Wiadomości

Człuchów - ustalenie sprawców głupich żartów telefonicznych

Data publikacji 31.01.2006

W ostatnich dniach policjanci z KPP w Człuchowie ustalili dwoje sprawców fałszywych zgłoszeń telefonicznych.

W ostatnich dniach policjanci z KPP w Człuchowie ustalili dwoje sprawców fałszywych zgłoszeń telefonicznych.

23.01 ok. godz. 2.00 dyżurny KPP w Człuchowie został powiadomiony przez kobietę o tym, że usiłowano ją zgwałcić na skraju lasu przy ul. Sienkiewicza. Policjanci pojechali na miejsce, jednak nikogo tam nie zastali. Tego samego dnia po godz. 10.00 na pogotowie zadzwoniła kobieta z informacją, że rodzi na cmentarzu komunalnym w Człuchowie. Ta informacja również nie została potwierdzona. Trzeci fałszywy alarm telefoniczny odebrała staż pożarna - miały się palić krzyże przy domu pogrzebowym na cmentarzu. Na cmentarzu nic się nie paliło.

Policjanci człuchowscy powiadomieni przez pogotowie i strażaków o fałszywych telefonach podjęli działania, by ustalić sprawczynię tych głupich żartów. Chociaż kobieta dzwoniła z telefonu na kartę, policjantom szybko, dzięki pracy operacyjnej, udało się ustalić jej dane. Jest to 17-letnia mieszkanka pow. złotowskiego.
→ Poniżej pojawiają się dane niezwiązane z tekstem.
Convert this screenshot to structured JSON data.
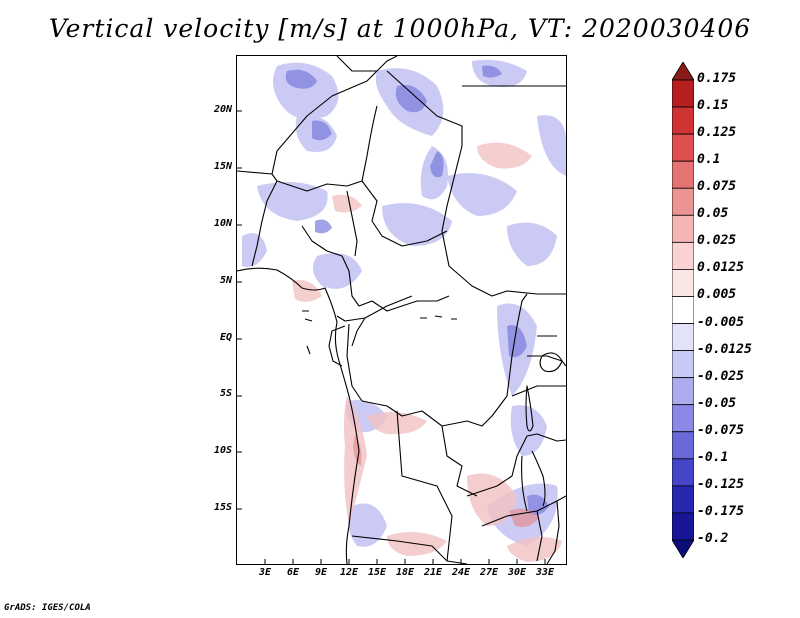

Policjanci zabezpieczyli w jej mieszkaniu telefon, z którego dzwoniła. Tłumaczyła, że zrobiła to z nudów podczas swojego pobytu w Człuchowie. Kiedy policjanci, pogotowie i strażacy reagowali na jej wezwania, dziewczyna z ukrycia ich obserwowała. Sąd Grodzki za nieuzasadnione wezwania policji, pogotowia i straży ukarał ją grzywną w wysokości 1000 zł.
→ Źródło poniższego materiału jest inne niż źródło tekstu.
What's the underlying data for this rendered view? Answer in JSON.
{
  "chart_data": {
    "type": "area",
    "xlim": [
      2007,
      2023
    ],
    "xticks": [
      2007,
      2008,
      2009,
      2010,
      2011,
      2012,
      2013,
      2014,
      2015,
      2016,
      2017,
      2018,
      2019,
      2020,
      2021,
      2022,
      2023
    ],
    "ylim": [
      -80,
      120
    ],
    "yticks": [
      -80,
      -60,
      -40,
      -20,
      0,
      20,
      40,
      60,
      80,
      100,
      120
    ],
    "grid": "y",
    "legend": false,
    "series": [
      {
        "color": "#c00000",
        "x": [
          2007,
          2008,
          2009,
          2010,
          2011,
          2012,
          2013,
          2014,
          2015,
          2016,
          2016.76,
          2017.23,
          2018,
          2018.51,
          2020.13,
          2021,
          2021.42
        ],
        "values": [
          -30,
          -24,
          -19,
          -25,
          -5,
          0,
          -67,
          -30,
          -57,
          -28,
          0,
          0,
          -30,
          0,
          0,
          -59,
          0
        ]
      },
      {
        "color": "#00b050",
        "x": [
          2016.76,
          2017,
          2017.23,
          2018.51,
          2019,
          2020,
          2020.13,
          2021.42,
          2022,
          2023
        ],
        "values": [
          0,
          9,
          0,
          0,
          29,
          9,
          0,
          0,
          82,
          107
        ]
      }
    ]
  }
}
W zeszłym tygodniu z kolei policjanci człuchowscy ustalili sprawcę głupiego żartu z ubiegłego roku. 16-latek, ucieszony nowym telefonem komórkowym, zadzwonił pod przypadkowy numer. Jak potem tłumaczył, myślał, że dodzwoni się do jakiejś dziewczyny i sobie z nią pożartuje. Jednak dodzwonił się do mężczyzny, mieszkańca Szczyrku, którego postanowił nastraszyć, że za oknem jest ktoś, kto go zabije. Mężczyzna potraktował groźbę poważnie i zgłosił to policji. Policjanci ze Szczyrku ustalili numer, z którego dzwonił sprawca - okazał się nim mieszkaniec pow. człuchowskiego. Poprosili policjantów z Człuchowa o pomoc prawną - policjanci człuchowscy dotarli do 16-letniego chłopaka, który przyznał się do tego niemądrego żartu. Teraz zajmie się nim sędzia rodzinny w Człuchowie.

Jak widać, sprawcy wszelkich fałszywych telefonów i alarmów nie mogą się dziś czuć bezkarni nawet, jeśli dzwonią z telefonu komórkowego na kartę. Policjanci dysponują takimi środkami technicznymi, które pozwalają na ustalenie autorów tych głupich żartów, a w konsekwencji na ukaranie ich.